[libre-riscv-dev] [isa-dev] Re: FP transcendentals (trigonometry, root/exp/log) proposal

Tue Sep 10 12:28:45 BST 2019

i've added a section which explains why full quantitative analysis is not 
only impractical but unnecessary.  it's down to the sheer overwhelming 
quantity of opcodes times the number of markets (136 separate and distinct 
"analyses" to perform) where in fact, on close inspection, the markets and 
cases for each opcode are, in each "category" uniform and regular.

exceptions to this uniformity were already identified, captured and 
discussed, thanks to the contributions of jacob, mitch, dan and yourself, 
allen.

https://libre-riscv.org/ztrans_proposal/#analysis

# Quantitative Analysis

This is extremely challenging.  Normally, an Extension would require full,
comprehensive and detailed analysis of every single instruction, for every
single possible use-case, in every single market.  The amount of silicon
area required would be balanced against the benefits of introducing extra
opcodes, as well as a full market analysis performed to see which divisions
of Computer Science benefit from the introduction of the instruction,
in each and every case.

With 34 instructions, four possible Platforms, and sub-categories of
implementations even within each Platform, over 136 separate and distinct
analyses is not a practical proposition.

A little more intelligence has to be applied to the problem space,
to reduce it down to manageable levels.

Fortunately, the subdivision by Platform, in combination with the
identification of only two primary markets (Numerical Computation and
3D), means that the logical reasoning applies *uniformly* and broadly
across *groups* of instructions rather than individually.

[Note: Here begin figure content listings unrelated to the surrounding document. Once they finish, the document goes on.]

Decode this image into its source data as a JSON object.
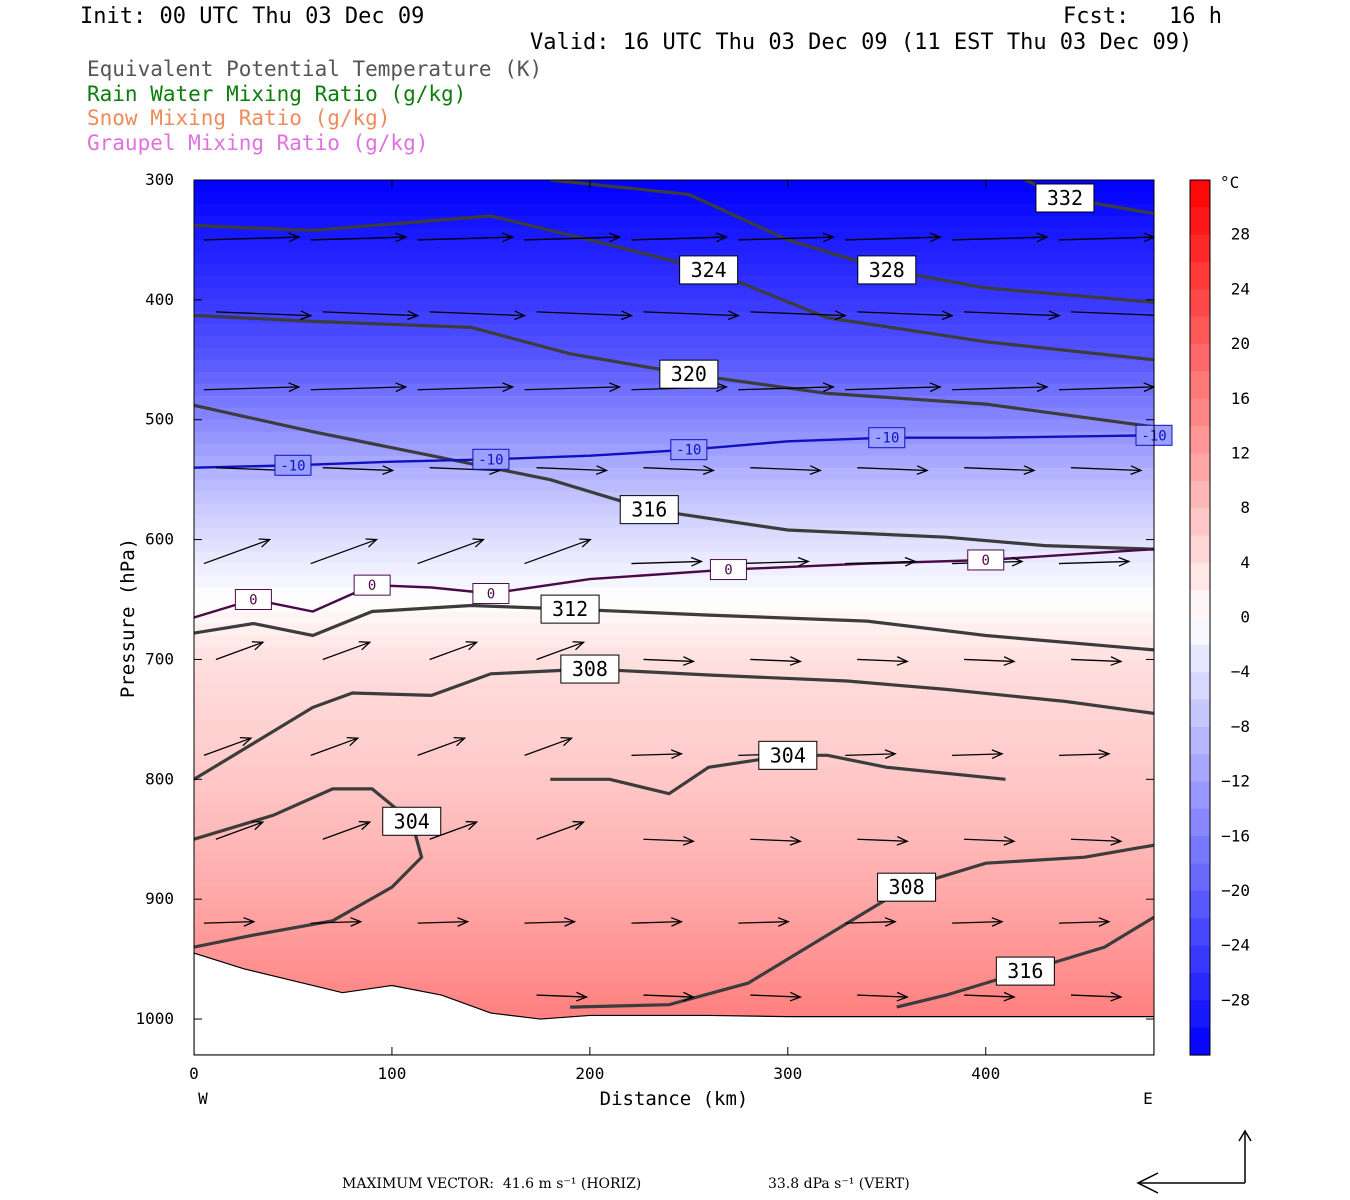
{
  "header": {
    "init": "Init: 00 UTC Thu 03 Dec 09",
    "fcst": "Fcst:   16 h",
    "valid": "Valid: 16 UTC Thu 03 Dec 09 (11 EST Thu 03 Dec 09)"
  },
  "legend": [
    {
      "text": "Equivalent Potential Temperature (K)",
      "color": "#555555"
    },
    {
      "text": "Rain Water Mixing Ratio (g/kg)",
      "color": "#0a7d0a"
    },
    {
      "text": "Snow Mixing Ratio (g/kg)",
      "color": "#f08a5a"
    },
    {
      "text": "Graupel Mixing Ratio (g/kg)",
      "color": "#e070e0"
    }
  ],
  "footer": {
    "max_vector_horiz": "MAXIMUM VECTOR:  41.6 m s⁻¹ (HORIZ)",
    "max_vector_vert": "33.8 dPa s⁻¹ (VERT)"
  },
  "chart_data": {
    "type": "heatmap",
    "xlabel": "Distance (km)",
    "ylabel": "Pressure (hPa)",
    "xlim": [
      0,
      485
    ],
    "ylim": [
      1030,
      300
    ],
    "x_ticks": [
      0,
      100,
      200,
      300,
      400
    ],
    "y_ticks": [
      300,
      400,
      500,
      600,
      700,
      800,
      900,
      1000
    ],
    "x_end_labels": {
      "left": "W",
      "right": "E"
    },
    "colorbar": {
      "unit": "°C",
      "ticks": [
        28,
        24,
        20,
        16,
        12,
        8,
        4,
        0,
        -4,
        -8,
        -12,
        -16,
        -20,
        -24,
        -28
      ],
      "range": [
        -32,
        32
      ]
    },
    "theta_e_contours": [
      {
        "value": 332,
        "points": [
          [
            420,
            300
          ],
          [
            440,
            315
          ],
          [
            485,
            328
          ]
        ]
      },
      {
        "value": 328,
        "points": [
          [
            180,
            300
          ],
          [
            250,
            312
          ],
          [
            300,
            350
          ],
          [
            350,
            375
          ],
          [
            400,
            390
          ],
          [
            485,
            402
          ]
        ]
      },
      {
        "value": 324,
        "points": [
          [
            0,
            338
          ],
          [
            60,
            342
          ],
          [
            150,
            330
          ],
          [
            200,
            350
          ],
          [
            260,
            375
          ],
          [
            320,
            415
          ],
          [
            400,
            435
          ],
          [
            485,
            450
          ]
        ]
      },
      {
        "value": 320,
        "points": [
          [
            0,
            413
          ],
          [
            60,
            418
          ],
          [
            140,
            423
          ],
          [
            190,
            445
          ],
          [
            250,
            462
          ],
          [
            320,
            478
          ],
          [
            400,
            487
          ],
          [
            485,
            506
          ]
        ]
      },
      {
        "value": 316,
        "points": [
          [
            0,
            488
          ],
          [
            60,
            510
          ],
          [
            120,
            530
          ],
          [
            180,
            550
          ],
          [
            230,
            575
          ],
          [
            300,
            592
          ],
          [
            380,
            598
          ],
          [
            430,
            605
          ],
          [
            485,
            608
          ]
        ]
      },
      {
        "value": 312,
        "points": [
          [
            0,
            678
          ],
          [
            30,
            670
          ],
          [
            60,
            680
          ],
          [
            90,
            660
          ],
          [
            140,
            655
          ],
          [
            190,
            658
          ],
          [
            260,
            663
          ],
          [
            340,
            668
          ],
          [
            400,
            680
          ],
          [
            485,
            692
          ]
        ]
      },
      {
        "value": 308,
        "points": [
          [
            0,
            800
          ],
          [
            30,
            770
          ],
          [
            60,
            740
          ],
          [
            80,
            728
          ],
          [
            120,
            730
          ],
          [
            150,
            712
          ],
          [
            200,
            708
          ],
          [
            260,
            713
          ],
          [
            330,
            718
          ],
          [
            380,
            725
          ],
          [
            440,
            735
          ],
          [
            485,
            745
          ]
        ]
      },
      {
        "value": 304,
        "points": [
          [
            0,
            940
          ],
          [
            30,
            930
          ],
          [
            70,
            918
          ],
          [
            100,
            890
          ],
          [
            115,
            865
          ],
          [
            110,
            835
          ],
          [
            90,
            808
          ],
          [
            70,
            808
          ],
          [
            40,
            830
          ],
          [
            0,
            850
          ]
        ]
      },
      {
        "value": 304,
        "points": [
          [
            180,
            800
          ],
          [
            210,
            800
          ],
          [
            240,
            812
          ],
          [
            260,
            790
          ],
          [
            300,
            780
          ],
          [
            320,
            780
          ],
          [
            350,
            790
          ],
          [
            410,
            800
          ]
        ]
      },
      {
        "value": 308,
        "points": [
          [
            190,
            990
          ],
          [
            240,
            988
          ],
          [
            280,
            970
          ],
          [
            320,
            930
          ],
          [
            360,
            890
          ],
          [
            400,
            870
          ],
          [
            450,
            865
          ],
          [
            485,
            855
          ]
        ]
      },
      {
        "value": 316,
        "points": [
          [
            355,
            990
          ],
          [
            380,
            980
          ],
          [
            420,
            960
          ],
          [
            460,
            940
          ],
          [
            485,
            915
          ]
        ]
      }
    ],
    "isotherms": [
      {
        "value": -10,
        "color": "#1010c0",
        "points": [
          [
            0,
            540
          ],
          [
            50,
            538
          ],
          [
            100,
            535
          ],
          [
            150,
            533
          ],
          [
            200,
            530
          ],
          [
            250,
            525
          ],
          [
            300,
            518
          ],
          [
            350,
            515
          ],
          [
            400,
            515
          ],
          [
            485,
            513
          ]
        ]
      },
      {
        "value": 0,
        "color": "#4a0a4a",
        "points": [
          [
            0,
            665
          ],
          [
            30,
            650
          ],
          [
            60,
            660
          ],
          [
            90,
            638
          ],
          [
            120,
            640
          ],
          [
            150,
            645
          ],
          [
            200,
            633
          ],
          [
            270,
            625
          ],
          [
            340,
            620
          ],
          [
            400,
            617
          ],
          [
            485,
            608
          ]
        ]
      }
    ]
  }
}
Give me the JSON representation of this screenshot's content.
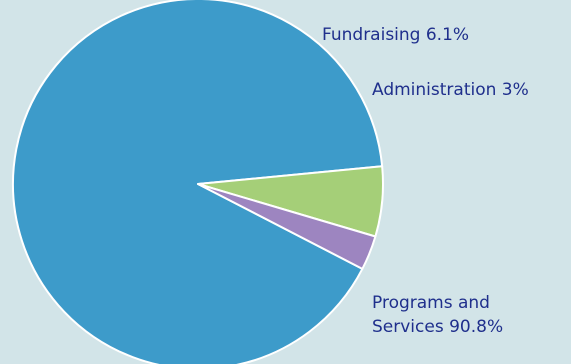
{
  "chart_data": {
    "type": "pie",
    "slices": [
      {
        "label": "Programs and Services",
        "value": 90.8,
        "display_lines": [
          "Programs and",
          "Services 90.8%"
        ],
        "color": "#3d9bca"
      },
      {
        "label": "Fundraising",
        "value": 6.1,
        "display_lines": [
          "Fundraising 6.1%"
        ],
        "color": "#a5cf78"
      },
      {
        "label": "Administration",
        "value": 3,
        "display_lines": [
          "Administration 3%"
        ],
        "color": "#9d85c0"
      }
    ],
    "label_color": "#1f2f8c",
    "background": "#d2e4e8",
    "legend": "none"
  }
}
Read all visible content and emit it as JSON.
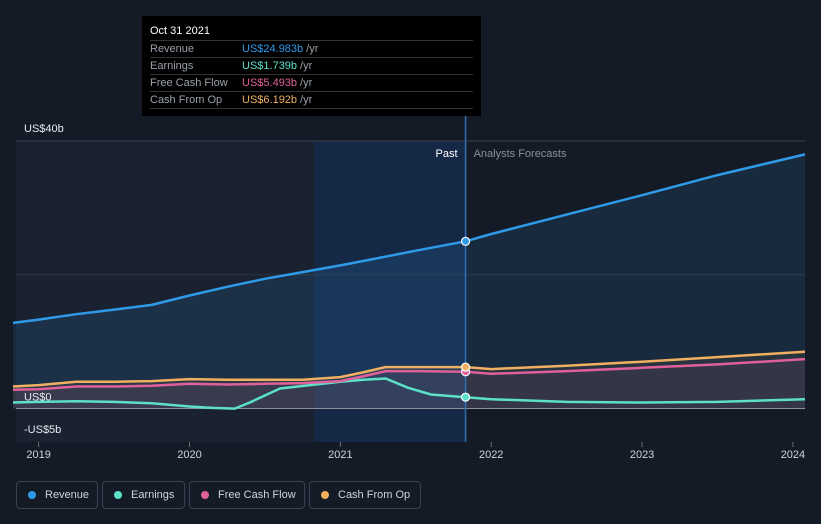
{
  "tooltip": {
    "date": "Oct 31 2021",
    "rows": [
      {
        "label": "Revenue",
        "value": "US$24.983b",
        "unit": "/yr",
        "color": "#2e9ae8"
      },
      {
        "label": "Earnings",
        "value": "US$1.739b",
        "unit": "/yr",
        "color": "#5ce0c8"
      },
      {
        "label": "Free Cash Flow",
        "value": "US$5.493b",
        "unit": "/yr",
        "color": "#e0609a"
      },
      {
        "label": "Cash From Op",
        "value": "US$6.192b",
        "unit": "/yr",
        "color": "#f0b060"
      }
    ]
  },
  "legend": [
    {
      "label": "Revenue",
      "color": "#2e9ae8"
    },
    {
      "label": "Earnings",
      "color": "#5ce0c8"
    },
    {
      "label": "Free Cash Flow",
      "color": "#e0609a"
    },
    {
      "label": "Cash From Op",
      "color": "#f0b060"
    }
  ],
  "chart_data": {
    "type": "area",
    "title": "",
    "y_tick_labels": [
      "US$40b",
      "US$0",
      "-US$5b"
    ],
    "ylim": [
      -5,
      40
    ],
    "xlim": [
      2018.85,
      2024.08
    ],
    "x_tick_labels": [
      "2019",
      "2020",
      "2021",
      "2022",
      "2023",
      "2024"
    ],
    "x_ticks": [
      2019,
      2020,
      2021,
      2022,
      2023,
      2024
    ],
    "past_label": "Past",
    "forecast_label": "Analysts Forecasts",
    "divider_x": 2021.83,
    "highlight_start_x": 2020.83,
    "series": [
      {
        "name": "Revenue",
        "color": "#2e9ae8",
        "points": [
          [
            2018.83,
            12.8
          ],
          [
            2019.0,
            13.3
          ],
          [
            2019.25,
            14.1
          ],
          [
            2019.5,
            14.8
          ],
          [
            2019.75,
            15.5
          ],
          [
            2020.0,
            16.9
          ],
          [
            2020.25,
            18.2
          ],
          [
            2020.5,
            19.4
          ],
          [
            2020.75,
            20.4
          ],
          [
            2021.0,
            21.4
          ],
          [
            2021.25,
            22.5
          ],
          [
            2021.5,
            23.6
          ],
          [
            2021.83,
            25.0
          ],
          [
            2022.0,
            26.1
          ],
          [
            2022.5,
            29.0
          ],
          [
            2023.0,
            31.9
          ],
          [
            2023.5,
            34.9
          ],
          [
            2024.08,
            38.0
          ]
        ]
      },
      {
        "name": "Earnings",
        "color": "#5ce0c8",
        "points": [
          [
            2018.83,
            0.9
          ],
          [
            2019.0,
            1.0
          ],
          [
            2019.25,
            1.1
          ],
          [
            2019.5,
            1.0
          ],
          [
            2019.75,
            0.8
          ],
          [
            2020.0,
            0.3
          ],
          [
            2020.15,
            0.1
          ],
          [
            2020.3,
            0.0
          ],
          [
            2020.4,
            0.9
          ],
          [
            2020.6,
            3.0
          ],
          [
            2020.8,
            3.5
          ],
          [
            2021.0,
            4.0
          ],
          [
            2021.15,
            4.3
          ],
          [
            2021.3,
            4.5
          ],
          [
            2021.45,
            3.1
          ],
          [
            2021.6,
            2.1
          ],
          [
            2021.83,
            1.7
          ],
          [
            2022.0,
            1.4
          ],
          [
            2022.5,
            1.0
          ],
          [
            2023.0,
            0.9
          ],
          [
            2023.5,
            1.0
          ],
          [
            2024.08,
            1.4
          ]
        ]
      },
      {
        "name": "Free Cash Flow",
        "color": "#e0609a",
        "points": [
          [
            2018.83,
            2.8
          ],
          [
            2019.0,
            2.9
          ],
          [
            2019.25,
            3.3
          ],
          [
            2019.5,
            3.3
          ],
          [
            2019.75,
            3.4
          ],
          [
            2020.0,
            3.7
          ],
          [
            2020.25,
            3.6
          ],
          [
            2020.5,
            3.7
          ],
          [
            2020.75,
            3.8
          ],
          [
            2021.0,
            4.1
          ],
          [
            2021.15,
            4.8
          ],
          [
            2021.3,
            5.6
          ],
          [
            2021.5,
            5.6
          ],
          [
            2021.83,
            5.5
          ],
          [
            2022.0,
            5.2
          ],
          [
            2022.5,
            5.6
          ],
          [
            2023.0,
            6.1
          ],
          [
            2023.5,
            6.6
          ],
          [
            2024.08,
            7.4
          ]
        ]
      },
      {
        "name": "Cash From Op",
        "color": "#f0b060",
        "points": [
          [
            2018.83,
            3.3
          ],
          [
            2019.0,
            3.5
          ],
          [
            2019.25,
            4.0
          ],
          [
            2019.5,
            4.0
          ],
          [
            2019.75,
            4.1
          ],
          [
            2020.0,
            4.4
          ],
          [
            2020.25,
            4.3
          ],
          [
            2020.5,
            4.3
          ],
          [
            2020.75,
            4.3
          ],
          [
            2021.0,
            4.7
          ],
          [
            2021.15,
            5.4
          ],
          [
            2021.3,
            6.2
          ],
          [
            2021.5,
            6.2
          ],
          [
            2021.83,
            6.2
          ],
          [
            2022.0,
            5.9
          ],
          [
            2022.5,
            6.4
          ],
          [
            2023.0,
            7.0
          ],
          [
            2023.5,
            7.7
          ],
          [
            2024.08,
            8.5
          ]
        ]
      }
    ]
  }
}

In addition, hardware algorithms such as CORDIC can cover such a wide
range of operations (simply by changing the input parameters) that the
normal argument of compromising and excluding certain opcodes because they
would significantly increase the silicon area is knocked down.

However, CORDIC, whilst space-efficient, and thus well-suited to
Embedded, is an old iterative algorithm not well-suited to High-Performance
Computing or Mid to High-end GPUs, where commercially-competitive
FP32 pipeline lengths are only around 5 stages.

Not only that, but some operations such as LOG1P, which would normally
be excluded from one market (due to there being an alternative macro-op
fused sequence replacing it) are required for other markets due to
the higher accuracy obtainable at the lower range of input values when
compared to LOG(1+P).

ATAN and ATAN2 is another example area in which one market's needs
conflict directly with another: the only viable solution, without 
compromising
one market to the detriment of the other, is to provide both opcodes
and let implementors make the call as to which (or both) to optimise.

Likewise it is well-known that loops involving "0 to 2 times pi", often
done in subdivisions of powers of two, are costly to do because they
involve floating-point multiplication by PI in each and every loop.
3D GPUs solved this by providing SINPI variants which range from 0 to 1
and perform the multiply *inside* the hardware itself.  In the case of
CORDIC, it turns out that the multiply by PI is not even needed (is a
loop invariant magic constant).

However, some markets may not be able to *use* CORDIC, for reasons
mentioned above, and, again, one market would be penalised if SINPI
was prioritised over SIN, or vice-versa.

Thus the best that can be done is to use Quantitative Analysis to work
out which "subsets" - sub-Extensions - to include, and be as "inclusive"
as possible, and thus allow implementors to decide what to add to their
implementation, and how best to optimise them.